The Right to Information (RTI) may be a vital tool for great governance. Transparency and accountability are for good governance. If there is no transparency, accountability cannot be fixed. There should be maximum disclosure and minimum confidentiality.
The Main thrust of RTI law is to alter the culture of secrecy and aloofness that has long plagued India’s monolithic and opaque bureaucracy. The RTI Act has promised to reverse this culture of secrecy and unaccountability by recognizing that the govt only holds information on behalf of the owners–Citizens. It requires public authorities to disclose all information about their activities proactively and maintain all information they keep in a manner that facilitates the people’s right to information. Indeed, by breaking down this culture of secrecy, the law also opens channels of communication between citizens and government. Currently, communication between the government and people is a method , where citizens are vulnerable to government manipulation of information which is usually wont to suit government interest by for instance , gaining the required mandate during an election. Without access to reliable information on government activities instead of propaganda it’s difficult for citizens to form , political informed choices in the ballot box. However, the RTI Act provides citizens with an important tool to tell themselves a few government’s record in office. In this way, it empowers ordinary people to form more informed electoral decisions, giving them a chance to participate more effectively in governance and policy formulation.
Right to Information or RTI means the liberty of individuals to possess access to government information. It implies that citizens and non-governmental organizations should enjoy a reasonably free access to all files and documents pertaining to the governmental operations, decisions, and performance. In other words, it means openness and transparency in the functioning of the government. Thus, it is antithetical to secrecy in public administration.

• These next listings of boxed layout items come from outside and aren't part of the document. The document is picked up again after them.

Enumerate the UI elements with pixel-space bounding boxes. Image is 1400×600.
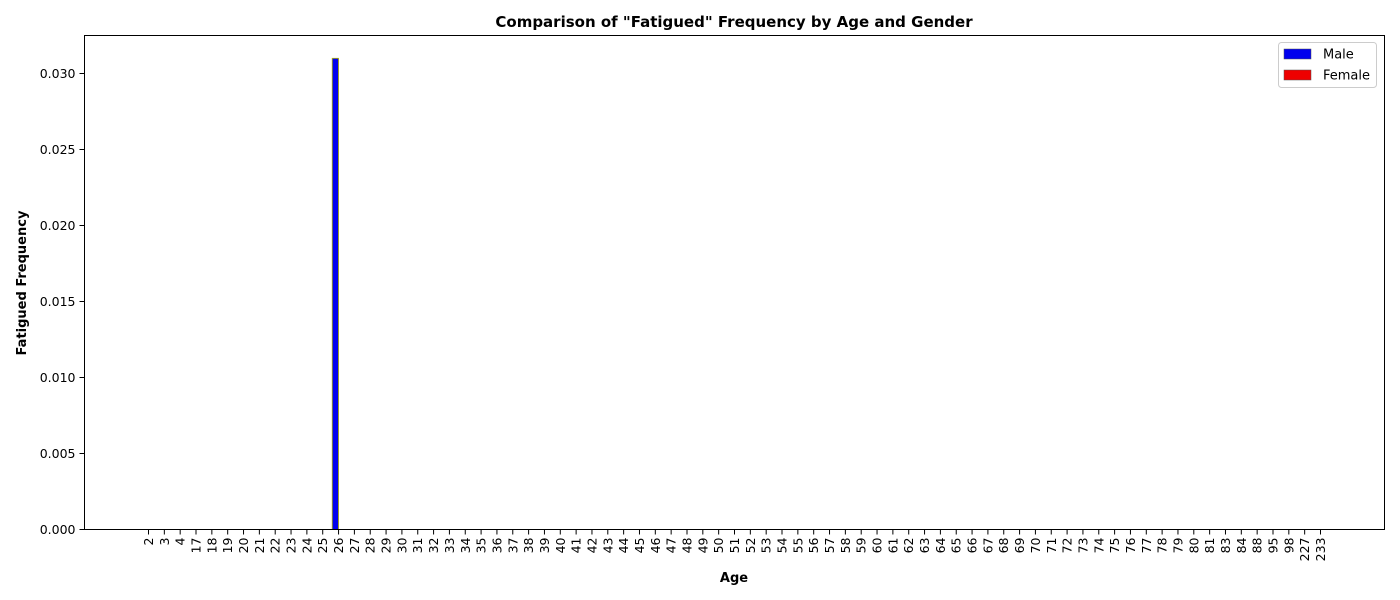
x-tick-label: 30 — [394, 537, 409, 553]
x-tick-label: 24 — [299, 537, 314, 553]
plot-frame — [84, 35, 1385, 530]
x-axis-label: Age — [720, 571, 748, 586]
x-tick-label: 40 — [553, 537, 568, 553]
x-tick-label: 42 — [584, 538, 599, 554]
plot-area — [331, 57, 339, 530]
x-tick-label: 51 — [727, 538, 742, 554]
y-tick-label: 0.020 — [40, 218, 76, 233]
x-tick-label: 80 — [1186, 537, 1201, 553]
x-tick-label: 22 — [268, 538, 283, 554]
x-tick-label: 18 — [204, 537, 219, 553]
x-tick-label: 33 — [442, 538, 457, 554]
x-tick-label: 63 — [917, 538, 932, 554]
x-tick-label: 46 — [648, 537, 663, 553]
x-tick-label: 83 — [1218, 538, 1233, 554]
x-tick-label: 61 — [885, 538, 900, 554]
x-tick-label: 79 — [1170, 537, 1185, 553]
x-tick-label: 81 — [1202, 538, 1217, 554]
bar-male-26 — [331, 57, 339, 530]
x-tick-label: 64 — [933, 537, 948, 553]
x-tick-label: 48 — [679, 537, 694, 553]
x-tick-label: 57 — [822, 538, 837, 554]
x-tick-label: 70 — [1028, 537, 1043, 553]
x-tick-label: 35 — [474, 538, 489, 554]
x-tick-label: 59 — [854, 537, 869, 553]
chart-title: Comparison of "Fatigued" Frequency by Ag… — [495, 13, 973, 31]
x-tick-label: 76 — [1123, 537, 1138, 553]
x-tick-label: 233 — [1313, 538, 1328, 562]
x-tick-label: 78 — [1155, 537, 1170, 553]
x-tick-label: 4 — [173, 537, 188, 545]
x-tick-label: 45 — [632, 538, 647, 554]
x-tick-label: 95 — [1265, 538, 1280, 554]
y-tick-label: 0.015 — [40, 294, 76, 309]
legend-label-female: Female — [1323, 69, 1370, 84]
x-tick-label: 38 — [521, 537, 536, 553]
y-tick-label: 0.025 — [40, 142, 76, 157]
x-tick-label: 36 — [489, 537, 504, 553]
x-tick-label: 3 — [157, 538, 172, 546]
x-axis: 2 3 4 17 18 19 20 21 22 23 24 25 26 27 28 29 30 31 32 33 34 3… — [141, 529, 1328, 562]
x-tick-label: 88 — [1250, 537, 1265, 553]
x-tick-label: 53 — [759, 538, 774, 554]
x-tick-label: 32 — [426, 538, 441, 554]
x-tick-label: 34 — [458, 537, 473, 553]
x-tick-label: 47 — [664, 538, 679, 554]
legend-label-male: Male — [1323, 48, 1354, 63]
x-tick-label: 25 — [315, 538, 330, 554]
x-tick-label: 98 — [1281, 537, 1296, 553]
x-tick-label: 21 — [252, 538, 267, 554]
x-tick-label: 72 — [1060, 538, 1075, 554]
x-tick-label: 60 — [870, 537, 885, 553]
x-tick-label: 227 — [1297, 538, 1312, 562]
x-tick-label: 31 — [410, 538, 425, 554]
x-tick-label: 41 — [569, 538, 584, 554]
x-tick-label: 28 — [363, 537, 378, 553]
y-tick-label: 0.010 — [40, 370, 76, 385]
legend-swatch-male — [1283, 48, 1312, 60]
x-tick-label: 49 — [695, 537, 710, 553]
x-tick-label: 56 — [806, 537, 821, 553]
x-tick-label: 75 — [1107, 538, 1122, 554]
x-tick-label: 54 — [775, 537, 790, 553]
x-tick-label: 68 — [996, 537, 1011, 553]
y-tick-label: 0.005 — [40, 446, 76, 461]
x-tick-label: 2 — [141, 538, 156, 546]
x-tick-label: 26 — [331, 537, 346, 553]
x-tick-label: 65 — [949, 538, 964, 554]
legend-swatch-female — [1283, 69, 1312, 81]
y-axis: 0.000 0.005 0.010 0.015 0.020 0.025 0.030 — [40, 66, 85, 537]
x-tick-label: 17 — [189, 538, 204, 554]
x-tick-label: 67 — [980, 538, 995, 554]
y-tick-label: 0.030 — [40, 66, 76, 81]
x-tick-label: 55 — [790, 538, 805, 554]
x-tick-label: 23 — [284, 538, 299, 554]
x-tick-label: 66 — [965, 537, 980, 553]
x-tick-label: 74 — [1091, 537, 1106, 553]
x-tick-label: 29 — [379, 537, 394, 553]
x-tick-label: 50 — [711, 537, 726, 553]
x-tick-label: 77 — [1139, 538, 1154, 554]
x-tick-label: 52 — [743, 538, 758, 554]
x-tick-label: 39 — [537, 537, 552, 553]
x-tick-label: 27 — [347, 538, 362, 554]
x-tick-label: 43 — [600, 538, 615, 554]
x-tick-label: 44 — [616, 537, 631, 553]
y-axis-label: Fatigued Frequency — [15, 210, 30, 355]
x-tick-label: 37 — [505, 538, 520, 554]
x-tick-label: 20 — [236, 537, 251, 553]
x-tick-label: 71 — [1044, 538, 1059, 554]
x-tick-label: 84 — [1234, 537, 1249, 553]
x-tick-label: 58 — [838, 537, 853, 553]
x-tick-label: 69 — [1012, 537, 1027, 553]
x-tick-label: 62 — [901, 538, 916, 554]
x-tick-label: 73 — [1075, 538, 1090, 554]
x-tick-label: 19 — [220, 537, 235, 553]
legend: Male Female — [1278, 42, 1377, 88]
y-tick-label: 0.000 — [40, 522, 76, 537]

After the introduction of RTI Act, 2005 certain development has been marked in the society:
- it’s made administration more accountable to people
- it’s reduced the gap between administration and other people
- it’s made people conscious of administrative decision-making
- It facilitates better delivery of products and services to people by civil servants
- It facilitates intelligent and constructive criticism of administration
- It has increased people’s participation in administration
- It has reduced the abuse of authority by the public servants.

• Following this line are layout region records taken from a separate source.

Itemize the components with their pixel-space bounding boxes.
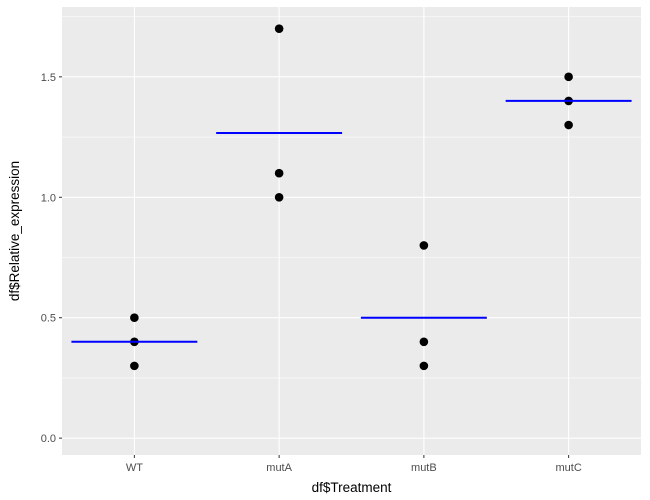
y-tick-label: 0.0: [41, 433, 56, 445]
y-tick-label: 0.5: [41, 313, 56, 325]
x-axis-ticks: WT mutA mutB mutC: [126, 455, 582, 474]
data-point: [274, 192, 284, 202]
data-point: [130, 313, 139, 323]
x-axis-title: df$Treatment: [312, 480, 392, 495]
data-point: [564, 72, 573, 82]
x-tick-label: WT: [126, 462, 143, 474]
data-point: [274, 24, 284, 33]
data-point: [419, 241, 429, 250]
data-point: [130, 361, 139, 371]
y-tick-label: 1.5: [41, 72, 56, 84]
data-point: [419, 361, 429, 371]
x-tick-label: mutA: [266, 462, 292, 474]
major-gridlines: [62, 7, 641, 455]
x-tick-label: mutC: [555, 462, 581, 474]
data-point: [274, 168, 284, 178]
mean-lines: [71, 99, 632, 343]
data-point: [564, 120, 573, 130]
y-axis-ticks: 0.0 0.5 1.0 1.5: [41, 72, 62, 445]
y-axis-title: df$Relative_expression: [7, 161, 22, 301]
y-tick-label: 1.0: [41, 192, 56, 204]
plot-panel: [62, 7, 641, 455]
data-point: [419, 337, 429, 347]
minor-gridlines: [62, 16, 641, 379]
x-tick-label: mutB: [411, 462, 437, 474]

RTI Act is one among the strongest weapons which will be systematically employed by the citizens to see the activities of the govt either from time to time or continuously as they wish to. It is not only a powerful tool against government but also against judicial corruption. The Delhi High Court’s ruling that information about judges’ assets cannot be kept concealed and it must be disclosed to any citizen seeking the knowledge under the Right to Information Act is remarkable. The historic verdict further held that the office of the judge of India may be a public authority and it cannot enjoy special exemption from the RTI Act. Despite opposition from a neighborhood of judges, the supreme court went ahead with the ruling describing the transparency law as powerful beacon. This bold decision by the court will undoubtedly go a long way in uplifting the sagging image of the Indian judiciary. It was hard to fathom any rationale behind the specious views expressed by certain Supreme Court judges that the RTI Act should never be applicable to them as unveiling information regarding the private wealth of judges could undermine the independence of the judiciary.

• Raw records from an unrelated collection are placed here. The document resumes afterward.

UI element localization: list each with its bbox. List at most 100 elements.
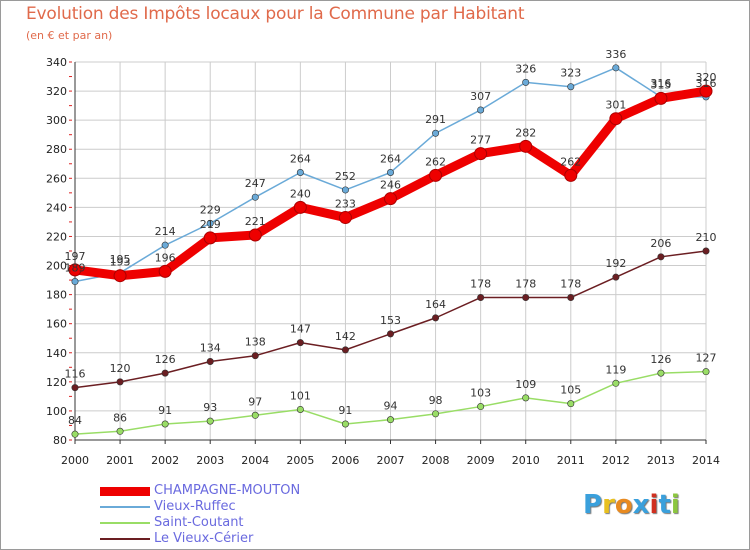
data-point	[432, 410, 440, 418]
data-point	[702, 368, 710, 376]
data-label: 195	[110, 253, 131, 266]
data-point	[248, 228, 262, 242]
data-point	[474, 147, 488, 161]
data-label: 301	[605, 99, 626, 112]
data-label: 86	[113, 411, 127, 424]
data-point	[341, 186, 349, 194]
legend-label: Saint-Coutant	[154, 515, 244, 530]
data-label: 323	[560, 67, 581, 80]
data-label: 233	[335, 198, 356, 211]
data-label: 84	[68, 414, 82, 427]
data-point	[161, 241, 169, 249]
data-label: 252	[335, 170, 356, 183]
data-point	[68, 263, 82, 277]
y-tick-label: 120	[46, 376, 67, 389]
data-label: 91	[338, 404, 352, 417]
logo-letter: r	[602, 490, 615, 520]
data-point	[113, 269, 127, 283]
data-label: 126	[650, 353, 671, 366]
data-label: 264	[290, 152, 311, 165]
data-label: 246	[380, 179, 401, 192]
x-tick-label: 2014	[692, 454, 720, 467]
data-label: 240	[290, 187, 311, 200]
data-label: 192	[605, 257, 626, 270]
data-label: 264	[380, 152, 401, 165]
data-point	[477, 403, 485, 411]
y-tick-label: 300	[46, 114, 67, 127]
data-point	[251, 193, 259, 201]
data-label: 116	[65, 368, 86, 381]
y-tick-label: 220	[46, 230, 67, 243]
data-point	[386, 416, 394, 424]
data-label: 93	[203, 401, 217, 414]
x-tick-label: 2003	[196, 454, 224, 467]
y-tick-label: 200	[46, 260, 67, 273]
data-label: 219	[200, 218, 221, 231]
data-point	[341, 346, 349, 354]
data-point	[296, 405, 304, 413]
x-tick-label: 2007	[377, 454, 405, 467]
data-label: 277	[470, 134, 491, 147]
data-point	[522, 394, 530, 402]
data-label: 196	[155, 251, 176, 264]
data-label: 307	[470, 90, 491, 103]
data-point	[609, 112, 623, 126]
data-point	[477, 106, 485, 114]
data-label: 262	[425, 155, 446, 168]
data-point	[612, 379, 620, 387]
data-label: 97	[248, 395, 262, 408]
legend-label: Le Vieux-Cérier	[154, 531, 254, 546]
data-label: 320	[696, 71, 717, 84]
data-label: 336	[605, 48, 626, 61]
x-tick-label: 2011	[557, 454, 585, 467]
data-label: 119	[605, 363, 626, 376]
proxiti-logo: Proxiti	[583, 490, 680, 520]
x-tick-label: 2004	[241, 454, 269, 467]
data-point	[612, 64, 620, 72]
y-tick-label: 320	[46, 85, 67, 98]
x-tick-label: 2012	[602, 454, 630, 467]
legend-swatch	[100, 538, 150, 540]
data-point	[116, 427, 124, 435]
logo-letter: x	[632, 490, 650, 520]
logo-letter: i	[649, 490, 659, 520]
data-point	[519, 139, 533, 153]
data-point	[612, 273, 620, 281]
data-point	[296, 339, 304, 347]
data-label: 262	[560, 155, 581, 168]
y-tick-label: 140	[46, 347, 67, 360]
data-point	[71, 384, 79, 392]
data-point	[71, 278, 79, 286]
legend-swatch	[100, 506, 150, 508]
data-label: 326	[515, 62, 536, 75]
data-label: 229	[200, 203, 221, 216]
data-label: 206	[650, 237, 671, 250]
legend-swatch	[100, 487, 150, 496]
x-tick-label: 2008	[422, 454, 450, 467]
data-point	[657, 253, 665, 261]
data-point	[71, 430, 79, 438]
data-point	[702, 247, 710, 255]
data-point	[567, 83, 575, 91]
data-point	[293, 200, 307, 214]
data-label: 178	[515, 278, 536, 291]
chart-title: Evolution des Impôts locaux pour la Comm…	[26, 4, 525, 24]
x-tick-label: 2000	[61, 454, 89, 467]
data-labels: 116 120 126 134 138 147 142 153 164 178 178 178 192 2…	[65, 48, 717, 427]
logo-letter: o	[614, 490, 633, 520]
data-label: 221	[245, 215, 266, 228]
data-point	[338, 211, 352, 225]
data-point	[567, 400, 575, 408]
data-point	[522, 78, 530, 86]
data-point	[341, 420, 349, 428]
series-layer	[68, 64, 713, 438]
data-point	[158, 264, 172, 278]
data-point	[699, 84, 713, 98]
x-tick-label: 2009	[467, 454, 495, 467]
data-label: 120	[110, 362, 131, 375]
data-point	[161, 420, 169, 428]
axes: 80 100 120 140 160 180 200 220 240 260 280 300 320 34…	[46, 56, 720, 467]
x-tick-label: 2005	[286, 454, 314, 467]
logo-letter: t	[658, 490, 671, 520]
data-label: 210	[696, 231, 717, 244]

Four years after it came into force, RTI has emerged not just as a tool for securing information, but also as a means to getting things done. A 30-year-old daily wager suffering from kidney stones Thanked Right to Information (RTI) Act as he was finally able to get himself operated at a government hospital after doing the rounds of the place for nearly a year. Haroon, who lives in a slum cluster in northeast Delhi, had been going to Guru Teg Bahadur Hospital for one year to get his stones removed, but in vain as doctors would put him off with one excuse or another. He was sent back from the hospital four times—once he had to return home from the operation theatre. However, he filed and RTI application with the help of an NGO Pardarshita, seeking the details of his case. While Haroon didn’t get a reply to his application, it was enough to fix responsibility. A few days later, when he went to the hospital for the check up, the doctor made sure his operation was done. Exactly four years after it came into force on October 12, 2005, Haroon is among thousands of people who have used the RTI Act for securing not just information but also getting things done. No wonder then that the realisation has finally started to seep in amongst Indians that RTI is not just a tool for securing information that would h ave otherwise been buried in the files of a government babu, but it is also a means to getting things done. For many, RTI has also become a weapon with which to fight a system that constantly fails to deliver. The act ensures a timely response to citizens’ requests for government information, promoting transparency and accountability. There are innumerable cases where the common man has used the RTI Act and benefited. People who could not get things such as ration cards, pension and passports even months after applying for them, got these within days of filing the RTI application But still a lot needs to be done. There have been a lot of success stories but it’s still a long journey. The process of appointment of information commissioners and how to deal with complaints against them needs to be made transparent and participatory. The law is still evolving and it will depend on people pressurising the government and how the judiciary responds to it.